Accountability and Forgiveness

I am well aware of when I have hurt someone and it is my duty and obligation to seek forgiveness and give forgiveness always. Who in the hell am I to not forgive as I ask Him for forgiveness on an hourly basis?
Dimitra Patton told me once that it is my duty as a human being to hold people accountable for the way that they make me feel. No one in my family has ever had the balls or the backbone to confront my grandmother for the way she makes them feel. My grandmother will say ANYTHING! And people will laugh, sometimes because they think it's genuinely funny but most times it's a nervous "I can't believe this broad just said that shit!" kind of laugh. When I don't think the shit's funny, I say so and I mean it, and over the years I believe she has come to respect me for being who she is not and who she was not able to become from her own shortcomings.
She used to tell me, "I don't take shit from anyone!" While this may be true, it has taught her children and grandchildren that the people around you only wanna give you shit! My family is so rigid and so dry!
I used to want to be a Nixon soooooooooooooooooooooooooooooooooooooooooooo bad!!! Claudia laughs from the bottom of her heart! Michelle smiles from wisdom tooth to wisdom tooth! Becky is the most gentle person I've ever met! Loren always had an air of "responsibility" about him that I longed for in an uncle! And my Aunt Loretta, who has the same sick sense of humor we all have, infused her pain with a genuine light that shone through herself and through her children. She left a legacy of closeness and togetherness in her children.

My grandmother will be gone from this world one day leaving her children spread out and torn apart. Their children will carry that legacy on until our roots have been pulled up all together! This is NOT what I want for my family. I have reached out to my younger cousin and instantly we are family! But initially it was difficult. She did not know me and because of her history with my family she did not want to. You could have no idea how torn up I was about this. Time passed on and we have slowly begun to cultivate a friendship and will hopefully one day develop the closeness that I wish I had my whole life.
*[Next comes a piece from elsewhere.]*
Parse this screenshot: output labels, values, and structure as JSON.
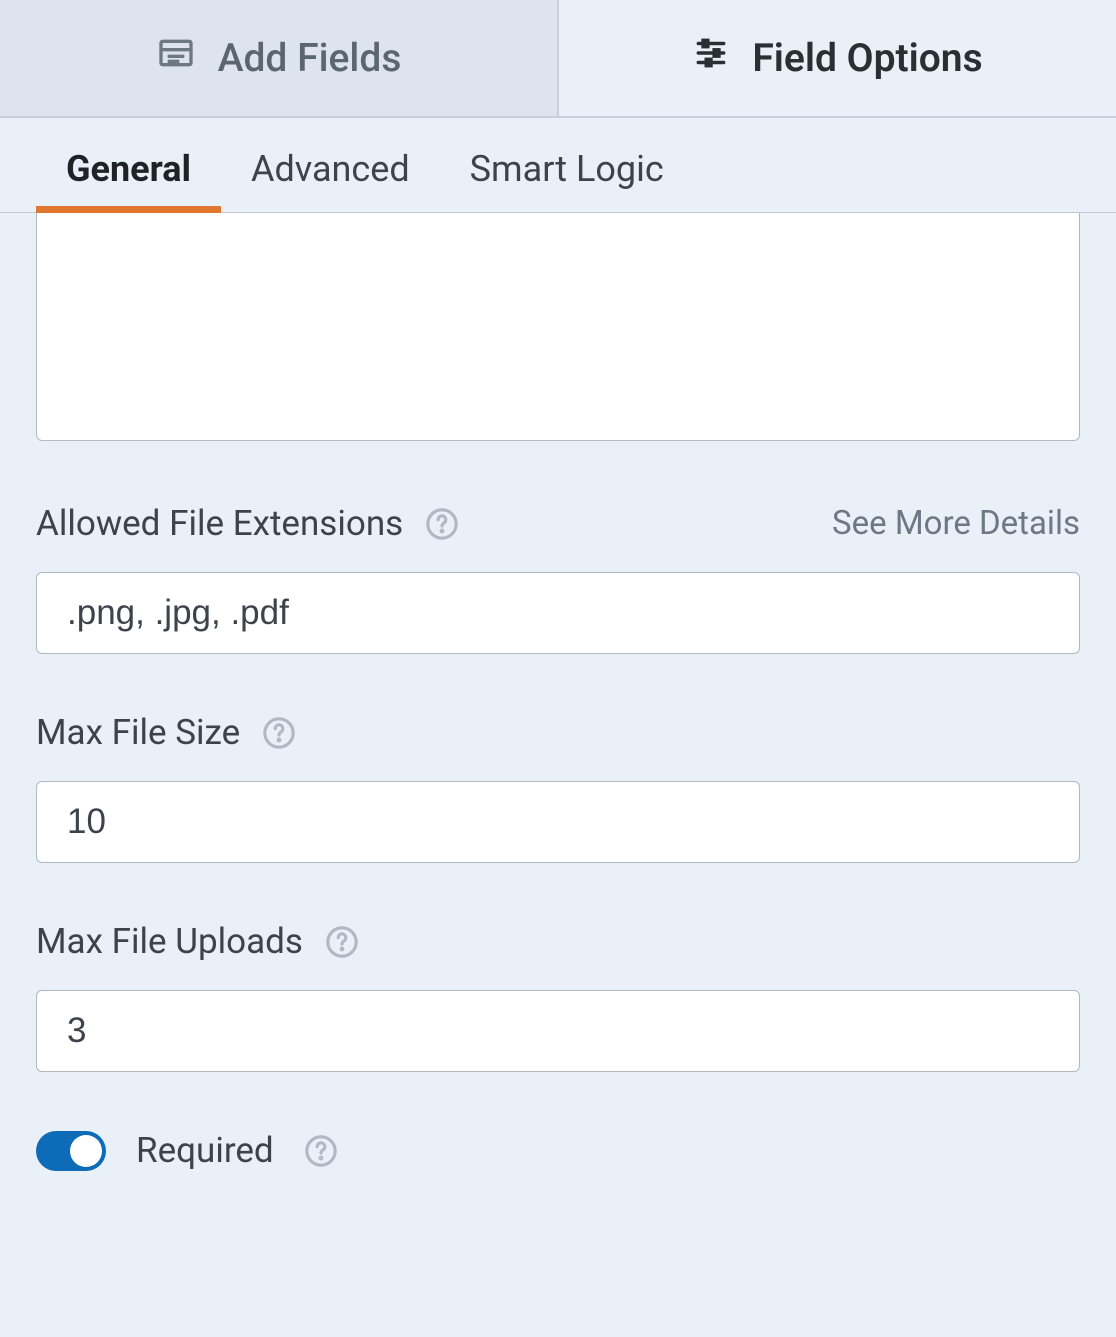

I challenge my grandmother's children to face their fears and break the legacy that has been bestowed upon her family. I challenge you to release these sicknesses that you use as an excuse not to fight and succeed!I challenge you to put your foot down and run your household with confidence! I challenge you to mend the broken ties between yourself and your children! I challenge you to heal! And to love! I challenge my grandmother's grandchildren to do the same and go the extra mile to surpass our parents! To go back into time and right wrongs! To face your demons and slay them! There are no more excuses! There are no more reasons not to make this family work!
I'm trying to get this all out in the most tactful way that I can before we all face each other again because I have a feeling that the next time we see each other it could...and might... and probably will get ugly. My mother is a woman who believes in maintaining her composure at all times. So the frustration she feels, the hurt and abandonment she feels she will not say. She will forgive and forget and press on. I, being Evelyn will say whatever the hell I feel and you'll deal with it however you choose so long as you don't come out of your face. I being Kisha will stand up for my mother and for my entire family in hopes that we will come together and work through this great pain we are in. It must be acknowledged to move forward and our minds must be open to healing. I love you all my family!